Patientèle (actif professionnel BNC)
Points forts
- Plus-value souvent exonérée d'IR (151 septies, 238 quindecies)
- Quand l'IR est exonéré (151 septies, 238 quindecies), les PS le sont aussi
- Droits d'enregistrement à la charge de l'acquéreur (art. 719)
Points de vigilance
- Exonération conditionnée à la durée et aux seuils
- Hors exonération (151 septies A seul), PS à 18,6 % dus
- Calendrier du 151 septies A à respecter (≈ 24 mois)
Parts de société (SEL)
Points forts
- Pertinent seulement pour de rares hauts revenus
Points de vigilance
- Prélèvements sociaux à 18,6 % sur la cession de parts
- Régime de cession différent (plus-value de titres)
- Rarement justifié à revenus modérés
Le piège à éviter : confondre patientèle et parts de société
Faut-il une SEL ? Le réflexe à oublier à revenus modérés
On nous pose souvent la question, généralement après une conversation entre confrères : « Faut-il que je passe en société pour payer moins d'impôts ? » Pour la grande majorité des kinés, la réponse est non.
L'activité de kiné est une profession libérale imposée en BNC, exercée le plus souvent en entreprise individuelle ou en SCM (société civile de moyens, transparente, qui partage les charges d'un cabinet de groupe sans dégager de bénéfice à partager). Passer à l'impôt sur les sociétés via une SEL n'a d'intérêt que pour de rares profils à hauts revenus durables, qui ne consomment pas tout leur bénéfice et veulent le laisser capitaliser à l'IS. À 40 000-90 000 € de BNC, le coût et la complexité d'une société dépassent presque toujours le gain fiscal.

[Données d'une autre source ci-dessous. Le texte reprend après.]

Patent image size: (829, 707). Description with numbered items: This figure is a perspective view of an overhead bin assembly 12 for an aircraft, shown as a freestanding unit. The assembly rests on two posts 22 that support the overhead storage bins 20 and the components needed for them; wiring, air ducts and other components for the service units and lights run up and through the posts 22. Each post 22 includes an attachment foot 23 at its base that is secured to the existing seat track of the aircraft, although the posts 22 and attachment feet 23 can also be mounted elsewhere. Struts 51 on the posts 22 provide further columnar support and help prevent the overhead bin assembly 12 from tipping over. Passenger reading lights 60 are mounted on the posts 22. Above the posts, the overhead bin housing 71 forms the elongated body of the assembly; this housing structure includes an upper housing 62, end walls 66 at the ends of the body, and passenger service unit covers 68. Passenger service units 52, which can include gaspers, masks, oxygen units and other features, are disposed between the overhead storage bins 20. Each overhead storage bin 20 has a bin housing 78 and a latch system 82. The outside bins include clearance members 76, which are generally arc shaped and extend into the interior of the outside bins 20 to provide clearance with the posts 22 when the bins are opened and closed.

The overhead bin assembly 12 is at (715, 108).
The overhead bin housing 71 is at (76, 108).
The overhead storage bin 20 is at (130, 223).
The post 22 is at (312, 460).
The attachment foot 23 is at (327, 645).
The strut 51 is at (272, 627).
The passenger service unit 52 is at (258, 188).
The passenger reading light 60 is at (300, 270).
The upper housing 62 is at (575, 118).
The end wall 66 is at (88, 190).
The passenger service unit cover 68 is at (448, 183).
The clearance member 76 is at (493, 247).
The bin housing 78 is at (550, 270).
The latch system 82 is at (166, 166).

Et la fin de l'abattement de 10 % en SEL
Les garde-fous : CARPIMKO, TVA, seuils de cession
Trois rappels qui reviennent à chaque rendez-vous de kiné, parce que ce sont les erreurs qui coûtent le plus cher.
CARPIMKO, et seulement CARPIMKO
Pour la retraite et la prévoyance obligatoire, le kiné relève de la CARPIMKO. Toute simulation qui parle de CARMF, de CARCDSF ou de CAVP est fausse pour un kiné : les paramètres, les taux et les prestations diffèrent d'une caisse à l'autre. C'est le garde-fou n°1.
TVA : un coût, pas une charge récupérable
Vos actes de soins sont exonérés de TVA (article 261-4-1° CGI). Vous ne facturez pas de TVA, mais vous n'en récupérez pas non plus : votre table, votre matériel, votre véhicule vous coûtent leur prix TTC. Raisonnez toujours en TTC quand vous budgétez un équipement.
Les bons seuils de cession (prestations de services)
Le kiné rend des prestations de services : les seuils d'exonération du 151 septies sont 90 000 € (total) et 126 000 € (dégressif) — surtout pas les seuils de 250 000 / 350 000 € qui visent les ventes de marchandisesdu commerce. Confondre les deux, c'est se croire exonéré à 120 000 € de recettes (seuil commerce) alors qu'on est déjà en zone dégressive depuis 90 000 € (seuil services) : la différence se compte en milliers d'euros de plus-value taxée. En cas de doute, on cale chaque calcul à la source et avec l'expert-comptable.